In this article, FSWed dissimilar titanium alloys (Ti-6242 SG-ADV; Ti-54M-RET) were characterized for macrostructures, microstructures, microhardness and fractured surfaces under influence of varying rotation and traverse speed. Based on our FSW experimental investigations and observations following conclusions can be derived:

• Defect free welds were produced for 5 mm thick Ti-6242 SG and Ti-54M for a combination of varying rpm (225–325) and traverse speed (100–150 mm·min⁻¹). Additionally, migration of material from retreating to advancing side is primarily dependent on traverse speed.
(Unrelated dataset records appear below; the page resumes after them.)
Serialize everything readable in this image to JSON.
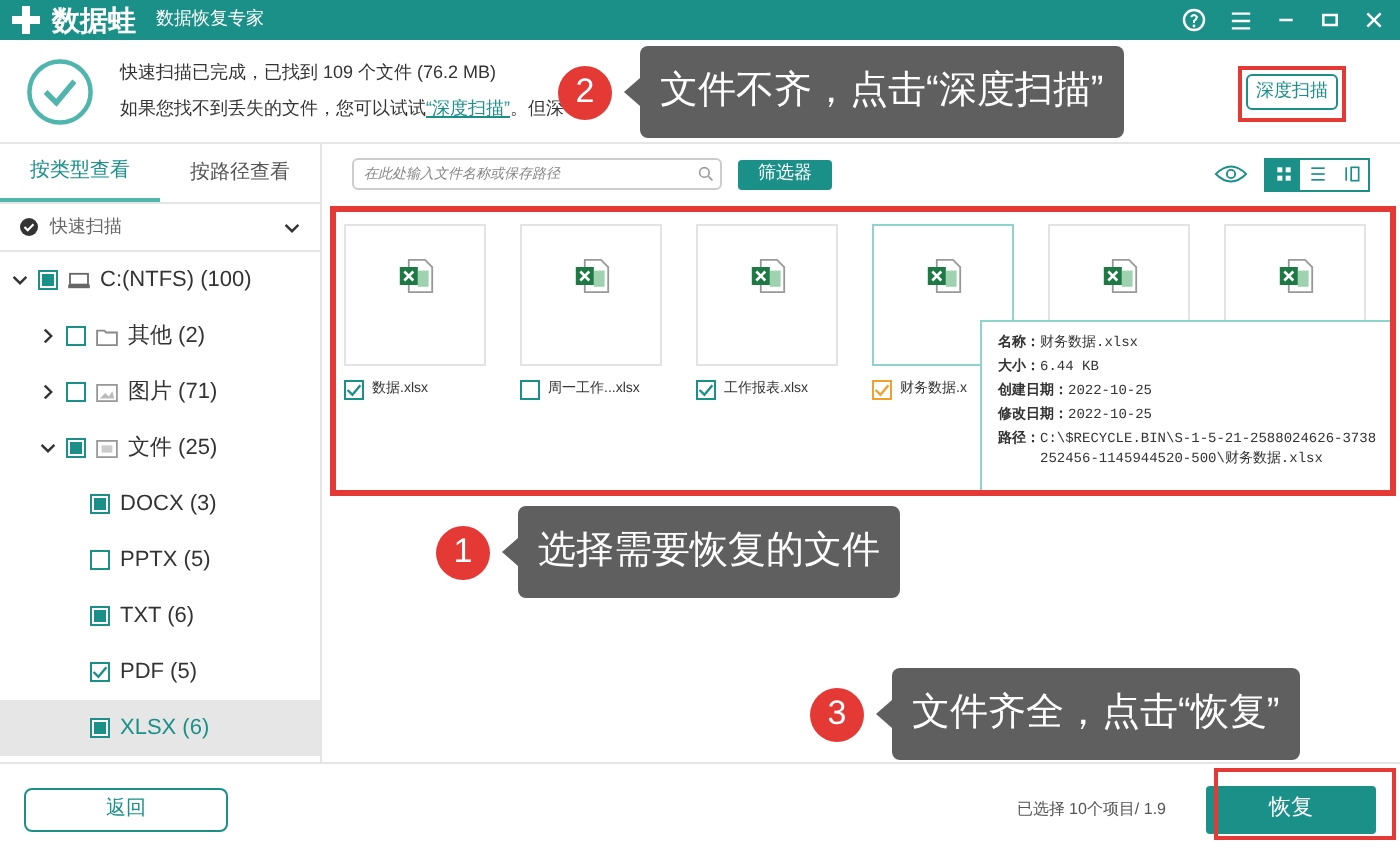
{
  "app": {
    "name": "数据蛙",
    "subtitle": "数据恢复专家"
  },
  "header": {
    "line1": "快速扫描已完成，已找到 109 个文件 (76.2 MB)",
    "line2_before": "如果您找不到丢失的文件，您可以试试",
    "line2_link": "“深度扫描”",
    "line2_after": "。但深",
    "deep_scan_button": "深度扫描"
  },
  "sidebar": {
    "tabs": [
      {
        "label": "按类型查看",
        "selected": true
      },
      {
        "label": "按路径查看",
        "selected": false
      }
    ],
    "scan_mode": "快速扫描",
    "tree": [
      {
        "label": "C:(NTFS) (100)",
        "kind": "drive",
        "checked": false,
        "mixed": true,
        "expanded": true,
        "selected": false,
        "children": [
          {
            "label": "其他 (2)",
            "kind": "folder",
            "checked": false,
            "mixed": false,
            "expanded": false,
            "selected": false
          },
          {
            "label": "图片 (71)",
            "kind": "image",
            "checked": false,
            "mixed": false,
            "expanded": false,
            "selected": false
          },
          {
            "label": "文件 (25)",
            "kind": "doc",
            "checked": false,
            "mixed": true,
            "expanded": true,
            "selected": false,
            "children": [
              {
                "label": "DOCX (3)",
                "checked": false,
                "mixed": true,
                "selected": false
              },
              {
                "label": "PPTX (5)",
                "checked": false,
                "mixed": false,
                "selected": false
              },
              {
                "label": "TXT (6)",
                "checked": false,
                "mixed": true,
                "selected": false
              },
              {
                "label": "PDF (5)",
                "checked": true,
                "selected": false
              },
              {
                "label": "XLSX (6)",
                "checked": false,
                "mixed": true,
                "selected": true
              }
            ]
          }
        ]
      }
    ]
  },
  "toolbar": {
    "search_placeholder": "在此处输入文件名称或保存路径",
    "filter_button": "筛选器",
    "views": [
      {
        "kind": "grid",
        "selected": true
      },
      {
        "kind": "list",
        "selected": false
      },
      {
        "kind": "columns",
        "selected": false
      }
    ]
  },
  "files": [
    {
      "label": "数据.xlsx",
      "checked": true,
      "hovered": false
    },
    {
      "label": "周一工作...xlsx",
      "checked": false,
      "hovered": false
    },
    {
      "label": "工作报表.xlsx",
      "checked": true,
      "hovered": false
    },
    {
      "label": "财务数据.x",
      "checked": true,
      "hovered": true
    },
    {
      "hovered": false
    },
    {
      "hovered": false
    }
  ],
  "tooltip": [
    {
      "label": "名称：",
      "value": "财务数据.xlsx"
    },
    {
      "label": "大小：",
      "value": "6.44 KB"
    },
    {
      "label": "创建日期：",
      "value": "2022-10-25"
    },
    {
      "label": "修改日期：",
      "value": "2022-10-25"
    },
    {
      "label": "路径：",
      "value": "C:\\$RECYCLE.BIN\\S-1-5-21-2588024626-3738252456-1145944520-500\\财务数据.xlsx"
    }
  ],
  "callouts": [
    {
      "number": "2",
      "text": "文件不齐，点击“深度扫描”"
    },
    {
      "number": "1",
      "text": "选择需要恢复的文件"
    },
    {
      "number": "3",
      "text": "文件齐全，点击“恢复”"
    }
  ],
  "footer": {
    "back_button": "返回",
    "status": "已选择 10个项目/ 1.9",
    "recover_button": "恢复"
  }
}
• Shearing forces, deformational characteristics, transformational mechanisms (either dynamic recrystallization (DRX) or dynamic recovery (DRV) are significantly different from ADV to RET side.
• $\mathsf{\beta }$ transus temperature imparts a significant role in the evolution of microstructure on either side of the weld. A notable difference in $\mathsf{\beta }$ transus temperature can render different structure and properties. Sensitivity of the results is also direction dependence. Additionally, diffusivity of alloying elements in corresponding phases, results in macro-zones of $\left(\mathrm{either}\mathsf{\alpha }\mathrm{or}\mathsf{\beta }\mathrm{phases}\right)$ at multiple locations.
• Variations in microhardness values are dependent on evolution of microstructures and on ability of migrating material (from RET side) to interlock with material (on ADV side).
• In general, we have observed higher values of hardness in the weld nugget with a significant scatter in the data points on the ADV side. On the RET side, however, the variation depends on the width of HAZ or rotation speed (in other words rotation assisted shear forces). In addition, on the ADV side, presence of streaks also governs the variation in the hardness values.
• Mechanical properties (except elastic modulus, $\mathrm{E}$) improve and deteriorate with increasing rpm and traverse speed respectively. Increasing traverse speed has no effect on mechanical properties from 100 to 125 mm·min⁻¹, however, has adverse effect for highest traverse speed 150 mm·min⁻¹.
• From the fractured surface analysis, we can say that due to presence of thermal and microstructural gradient within the weld nugget the individual “zones” act as a separate transcrystalline or intercrystalline ductile material influencing the global appearance of the fractured surface and the stress train curves.